While we cannot comment on the numerous other real estate companies, it is a fact that Barfoot and Thompson St Heliers have been selling close to a property a day for the past 4 months. It is also a fact that we have been selling more properties than getting new listings coming onto the market. Currently our biggest challenge is finding more properties to sell.

You can imagine the number of frustrated buyers we have. Anecdotally, there are increasing numbers of buyers going through open homes in The Bays. That means more buyer competition and better prices. Of course the current small number of properties for sale on the market increases a seller's likelihood of a sale because of the buyer's reduced choice. Buyers also enjoy the advantage of low interest rates which economists generally agree are safe for now.

This raises the prospect of house inflation (we have already seen price increases in food, petrol, rates, insurance etc). As business journalist, Jenny Ruth points out: Goldman Sachs economist Philip Borkin recently commented that Alan Bollard, the governor of the Reserve Bank, has acknowledged the domestic economy is improving and inflation risks remain. Infometrics economist Gareth Keirnan predicts housing prices will rise 5.6% by the end of next year. BNZ economist Stephen Toplis mentions there is a real risk of under-supply and excess demand.

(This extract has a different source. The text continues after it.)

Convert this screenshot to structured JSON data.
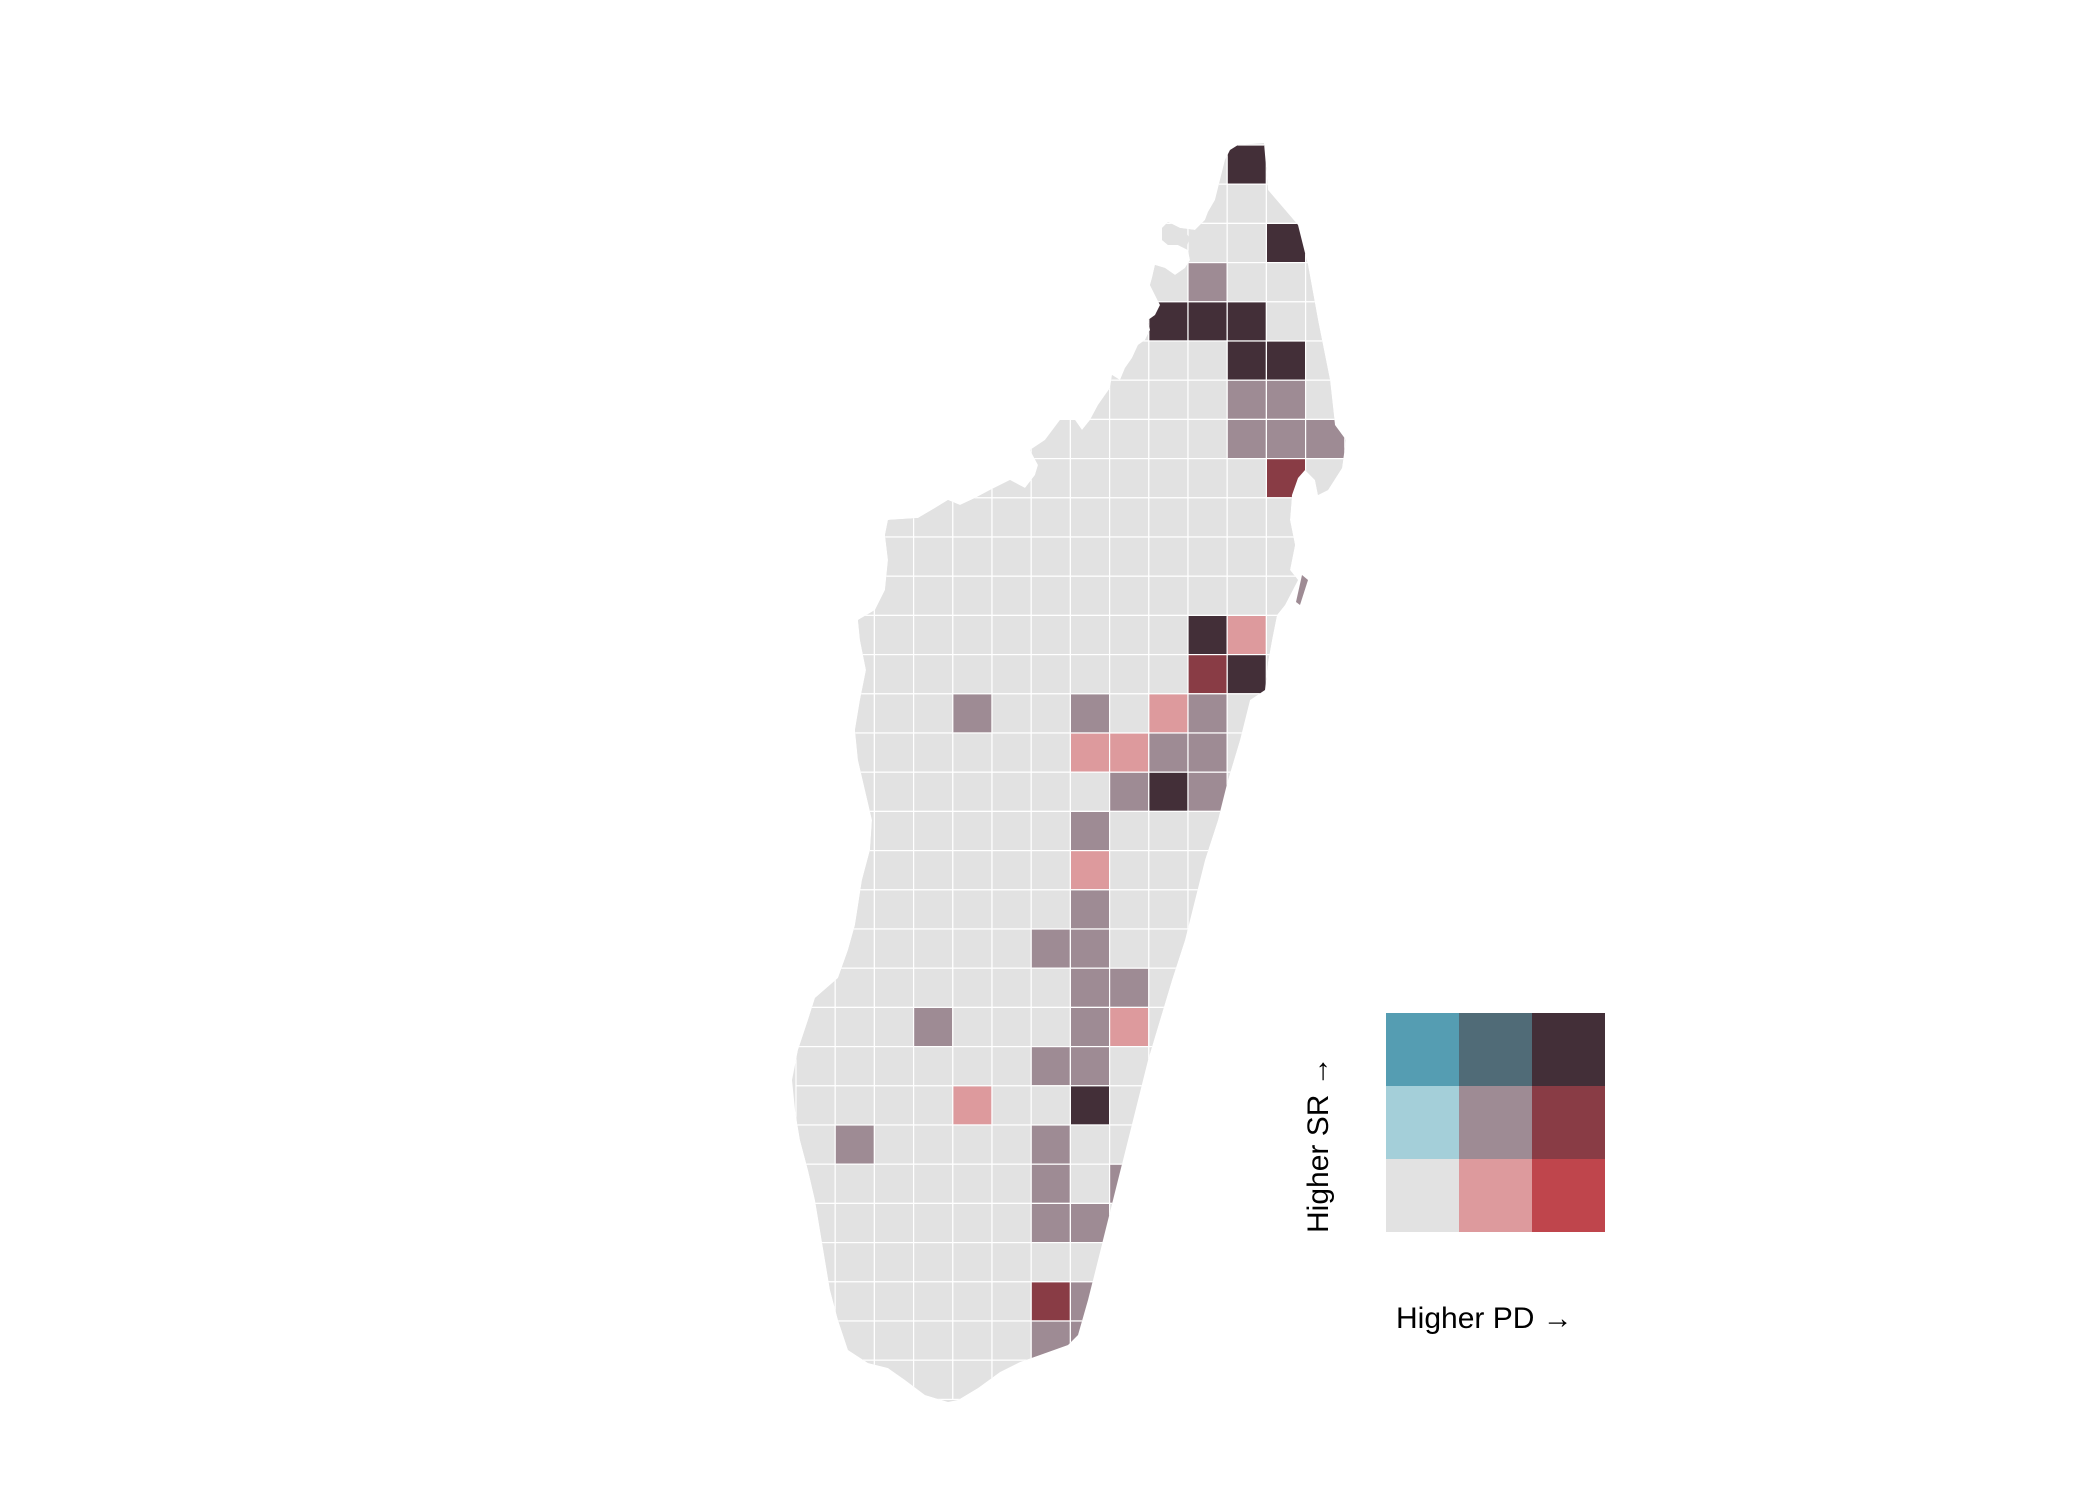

Of course some may argue, “we are buying and selling in the same market so inflation won't make a difference”. Well that statement is true in a stable market. But it ignores the difference between price and cost when inflation hits. Price represents your property value. If inflation forces property prices up, your property value must also increase.

Cost represents the pain you experience when you buy another property. Cost is particularly relevant when salary and wages lag behind inflation. In a nutshell, even though property values (price) increase in line with inflation, salary and wages fall behind.

What does this mean for you? Assuming economists are correct about rising inflation, alonside the price vrs cost distinction, buying a property next year will be more painful than buying one now – even when you take buying and selling in that same market into consideration.

So, should you sell now? Yes if you play the market to your advantage: enjoy selling well now (less competition from other sellers and more opportunity to attract high-paying buyers), then pick up a good buy with summer just around the corner when traditionally more properties come onto the market - before inflation and increased mortgage rates take place next year.